Ho Chi Minh è a Fontainebleau. Pur tra mille
difficoltà, prosegue l'armistizio tra Francia e Repubblica Popolare del
Vietnam. Ma la tregua non vale certo per il Lao Issara, anzi, c'è la caccia
all'uomo, e diversi guerriglieri si rifugiano in Vietnam, dove ricevono
addestramento e supporto logistico.
Nel Laos settentrionale l'ultimo bastione
anti-francese, Ban Huayxay, cade solo il 23 settembre 1946. Dopo questa data,
tutta la guerriglia verrà diretta dalla Thailandia, dove l'uomo politico più
importante è Pridi Phanomyong, ex-Reggente, già leader della resistenza
anti-giapponese Thai Seri ("Thailandia indipendente"). Pridi detesta
i colonialisti francesi, e lascia che il Lao Issara usi i territori lungo il
Mekong per organizzare scorribande oltre il confine naturale tra i due stati.
A nord-est, la situazione è più confusa. I
francesi hanno ripreso Xam Nua e Phongsālī, ma gli scontri
proseguono. A combattere contro il Lao Issara ci sono anche i Hmong, minoranza
etnica che i Lao chiamano col dispregiativo "Meo"

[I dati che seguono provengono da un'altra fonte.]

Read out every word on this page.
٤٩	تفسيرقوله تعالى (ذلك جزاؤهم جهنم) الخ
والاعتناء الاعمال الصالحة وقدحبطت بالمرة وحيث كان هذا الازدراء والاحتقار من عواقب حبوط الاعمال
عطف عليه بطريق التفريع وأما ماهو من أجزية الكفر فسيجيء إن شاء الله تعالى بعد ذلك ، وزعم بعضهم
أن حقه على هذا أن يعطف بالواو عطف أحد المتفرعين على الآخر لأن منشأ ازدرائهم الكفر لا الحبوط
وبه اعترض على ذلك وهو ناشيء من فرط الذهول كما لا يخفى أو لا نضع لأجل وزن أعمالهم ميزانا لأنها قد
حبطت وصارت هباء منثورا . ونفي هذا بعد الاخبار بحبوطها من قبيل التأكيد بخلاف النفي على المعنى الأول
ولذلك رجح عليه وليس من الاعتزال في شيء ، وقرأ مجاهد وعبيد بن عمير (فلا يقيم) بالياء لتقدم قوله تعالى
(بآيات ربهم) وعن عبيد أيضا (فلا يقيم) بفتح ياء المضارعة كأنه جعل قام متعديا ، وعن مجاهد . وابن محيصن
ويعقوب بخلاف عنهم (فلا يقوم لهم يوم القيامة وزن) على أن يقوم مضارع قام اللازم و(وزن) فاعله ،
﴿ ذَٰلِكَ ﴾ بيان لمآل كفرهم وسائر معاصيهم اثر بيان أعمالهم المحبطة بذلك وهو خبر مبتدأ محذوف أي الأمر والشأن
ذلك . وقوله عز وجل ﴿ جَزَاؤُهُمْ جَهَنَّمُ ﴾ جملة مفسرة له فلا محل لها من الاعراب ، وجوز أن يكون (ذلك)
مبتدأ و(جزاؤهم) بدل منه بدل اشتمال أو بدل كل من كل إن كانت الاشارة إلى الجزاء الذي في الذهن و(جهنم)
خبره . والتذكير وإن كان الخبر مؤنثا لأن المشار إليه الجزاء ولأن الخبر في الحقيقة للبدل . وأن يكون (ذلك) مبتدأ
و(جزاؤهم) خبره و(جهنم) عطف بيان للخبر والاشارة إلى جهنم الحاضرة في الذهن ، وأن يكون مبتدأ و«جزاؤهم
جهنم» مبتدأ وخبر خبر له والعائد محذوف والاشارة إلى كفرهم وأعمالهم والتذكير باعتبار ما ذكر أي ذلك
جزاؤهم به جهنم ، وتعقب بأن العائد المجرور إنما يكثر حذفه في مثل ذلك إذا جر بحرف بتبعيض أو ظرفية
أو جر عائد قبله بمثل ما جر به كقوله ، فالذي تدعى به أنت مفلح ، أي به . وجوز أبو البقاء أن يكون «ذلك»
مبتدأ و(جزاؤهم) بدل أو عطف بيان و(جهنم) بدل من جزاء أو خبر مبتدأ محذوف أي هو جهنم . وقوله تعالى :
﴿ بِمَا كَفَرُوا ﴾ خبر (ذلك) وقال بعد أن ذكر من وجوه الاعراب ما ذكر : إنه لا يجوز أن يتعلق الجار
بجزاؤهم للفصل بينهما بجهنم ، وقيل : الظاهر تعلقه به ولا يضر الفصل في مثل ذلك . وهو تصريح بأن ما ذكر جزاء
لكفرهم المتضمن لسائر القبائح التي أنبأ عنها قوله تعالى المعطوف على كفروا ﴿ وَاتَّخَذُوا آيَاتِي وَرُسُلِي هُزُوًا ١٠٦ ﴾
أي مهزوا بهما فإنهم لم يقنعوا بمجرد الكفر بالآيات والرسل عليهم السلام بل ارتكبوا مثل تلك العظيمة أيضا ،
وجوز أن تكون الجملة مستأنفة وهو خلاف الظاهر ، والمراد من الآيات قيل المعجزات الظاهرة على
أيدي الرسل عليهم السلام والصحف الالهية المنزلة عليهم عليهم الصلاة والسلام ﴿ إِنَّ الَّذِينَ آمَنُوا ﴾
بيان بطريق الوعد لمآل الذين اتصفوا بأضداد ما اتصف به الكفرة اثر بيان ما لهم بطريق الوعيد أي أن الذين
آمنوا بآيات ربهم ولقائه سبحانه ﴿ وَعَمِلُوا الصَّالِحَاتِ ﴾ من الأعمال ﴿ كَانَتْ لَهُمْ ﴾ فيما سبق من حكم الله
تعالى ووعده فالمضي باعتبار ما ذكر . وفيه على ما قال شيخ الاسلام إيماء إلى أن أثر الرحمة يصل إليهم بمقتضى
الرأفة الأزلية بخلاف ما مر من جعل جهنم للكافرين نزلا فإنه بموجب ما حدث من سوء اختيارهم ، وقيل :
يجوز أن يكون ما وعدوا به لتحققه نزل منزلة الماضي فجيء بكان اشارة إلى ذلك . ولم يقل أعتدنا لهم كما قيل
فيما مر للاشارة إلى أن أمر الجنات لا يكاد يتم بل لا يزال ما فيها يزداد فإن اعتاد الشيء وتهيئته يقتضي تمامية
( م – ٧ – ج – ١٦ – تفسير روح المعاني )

("selvaggi"), capeggiata da Tūbī Līfung.
Dopo essersi consultato con la dirigenza
Vietminh, Sūphanuvong torna in Thailandia per convincere il resto del
governo (in pratica i suoi fratelli): non è possibile proseguire la lotta senza
legami più stretti col Vietnam.
A questo proposito si forma, con la
benedizione del Vietminh, il Comitato per la Resistenza Lao a
Est (laddove per Ovest s'intende la Thailandia). Responsabile dei rapporti col
Vietminh è Kaisôn Phomvihăn, che nel '75 diverrà primo ministro.